Kanye West Sues Insurance Company For $10 Million Over Saint Pablo Tour
It looks like lawsuits are a family affair for the Kardashian/West clan. Following the news that Kim Kardashian is being sued for her use of LuMee cases, we've now learned that Kanye West is suing his tour's insurance company over his canceled his Saint Pablo Tour in November of 2016. Elite Daily reached out to West's team for comment, but did not hear back by time of publication.
The tour was canceled for mental health reasons on West's end, so he feels the insurance company, Lloyd's of London, should have paid out his claims, according to Cosmo. An alleged statement obtained by Hollywood Reporter details West's side of the $10 million lawsuit. It says,
Nor have they [Lloyd's] provided anything approaching a coherent explanation about why they have not paid, or any indication if they will ever pay or even make a coverage decision, implying that Kanye's use of marijuana may provide them with a basis to deny the claim and retain the hundreds of thousands of dollars in insurance premiums paid by Very Good [Touring, Inc., Kanye's company].
West had suffered from a "psychotic breakdown" around Thanksgiving 2016, causing the remainder of the Saint Pablo Tour to be canceled. He was temporarily hospitalized for the breakdown, and fans came out in droves to support him during the tough time. All of the fans who bought tickets to the canceled concerts also received full refunds. The Kim Kardashian robbery in Paris happened just one month before in October 2016.
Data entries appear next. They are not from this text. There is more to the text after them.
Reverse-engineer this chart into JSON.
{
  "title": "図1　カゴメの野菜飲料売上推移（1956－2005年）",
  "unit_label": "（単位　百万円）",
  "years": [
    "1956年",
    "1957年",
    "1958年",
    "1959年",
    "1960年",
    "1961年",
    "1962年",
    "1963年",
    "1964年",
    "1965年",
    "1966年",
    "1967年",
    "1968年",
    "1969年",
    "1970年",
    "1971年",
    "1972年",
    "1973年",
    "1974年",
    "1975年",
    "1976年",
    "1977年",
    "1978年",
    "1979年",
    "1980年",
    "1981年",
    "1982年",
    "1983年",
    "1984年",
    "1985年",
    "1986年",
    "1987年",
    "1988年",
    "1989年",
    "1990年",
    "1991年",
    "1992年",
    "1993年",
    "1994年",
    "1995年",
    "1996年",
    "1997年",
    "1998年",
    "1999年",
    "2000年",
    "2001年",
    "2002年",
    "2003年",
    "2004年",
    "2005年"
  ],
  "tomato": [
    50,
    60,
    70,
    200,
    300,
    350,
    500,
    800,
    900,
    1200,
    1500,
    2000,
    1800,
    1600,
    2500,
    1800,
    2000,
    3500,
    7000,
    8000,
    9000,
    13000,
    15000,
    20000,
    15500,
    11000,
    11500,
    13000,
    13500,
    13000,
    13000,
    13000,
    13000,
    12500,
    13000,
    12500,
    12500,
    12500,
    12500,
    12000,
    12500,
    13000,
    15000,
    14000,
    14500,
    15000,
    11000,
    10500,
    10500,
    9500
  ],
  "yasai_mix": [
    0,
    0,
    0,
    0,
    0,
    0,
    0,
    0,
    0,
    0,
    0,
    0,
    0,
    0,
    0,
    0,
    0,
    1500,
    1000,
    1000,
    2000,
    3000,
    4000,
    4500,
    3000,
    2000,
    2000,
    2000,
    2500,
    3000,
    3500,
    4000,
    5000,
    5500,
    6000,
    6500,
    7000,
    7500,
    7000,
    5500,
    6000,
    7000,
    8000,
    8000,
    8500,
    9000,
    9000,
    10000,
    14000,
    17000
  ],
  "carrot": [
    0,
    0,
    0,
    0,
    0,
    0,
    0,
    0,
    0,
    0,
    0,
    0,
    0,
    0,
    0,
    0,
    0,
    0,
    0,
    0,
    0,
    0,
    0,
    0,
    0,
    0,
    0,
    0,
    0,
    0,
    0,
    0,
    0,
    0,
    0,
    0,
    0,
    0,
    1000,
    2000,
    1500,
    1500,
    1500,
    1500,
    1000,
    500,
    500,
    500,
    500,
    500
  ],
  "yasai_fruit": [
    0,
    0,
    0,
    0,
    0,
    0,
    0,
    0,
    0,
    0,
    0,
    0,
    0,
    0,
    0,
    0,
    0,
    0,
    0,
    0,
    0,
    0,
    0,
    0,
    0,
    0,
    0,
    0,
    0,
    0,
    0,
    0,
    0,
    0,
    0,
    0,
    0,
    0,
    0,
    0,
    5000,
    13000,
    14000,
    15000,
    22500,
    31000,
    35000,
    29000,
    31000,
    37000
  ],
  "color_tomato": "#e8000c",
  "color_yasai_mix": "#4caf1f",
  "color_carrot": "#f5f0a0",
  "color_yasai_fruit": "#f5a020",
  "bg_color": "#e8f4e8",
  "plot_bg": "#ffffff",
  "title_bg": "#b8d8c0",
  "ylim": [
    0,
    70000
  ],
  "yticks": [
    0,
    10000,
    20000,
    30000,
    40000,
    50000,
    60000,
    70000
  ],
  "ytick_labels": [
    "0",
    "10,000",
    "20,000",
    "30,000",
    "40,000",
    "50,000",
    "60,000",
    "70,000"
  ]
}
West claims he and Very Good Touring, Inc. (his touring company) paid "hundreds of thousands of dollars in insurance premiums” and that his insurers are looking “for some contrived excuse not to pay."
The statement obtained by Hollywood Reporter also says,
Almost immediately after the claim was submitted, Defendants selected legal counsel to oversee the adjustment of the claim, instead of the more normal approach of retaining a non-lawyer insurance adjuster. Immediately turning to legal counsel made it clear that Defendants' goal was to hunt for any ostensible excuse, no matter how fanciful, to deny coverage or to maneuver themselves into a position of trying to negotiate a discount on the loss payment.
This basically means West and his team feel the insurance company started looking for reasons not to pay his claims the second he filed them, though there's no confirmation of that. We'll just have to wait and see how this lawsuit plays out.
In the meantime, Kim Kardashian is being sued for $100 million by Snap Light because the company and its founder, Hooshmand Harooni, says the LuMee phone case brand essentially copied Harooni's allegedly patented work when it created its phone cases with built-in selfie lights. Kardashian is being sued because Harooni claims she gets a cut of LuMee's profits since she does so much promotional work for the company.
It sounds like a complicated time to be a Kardashian/West.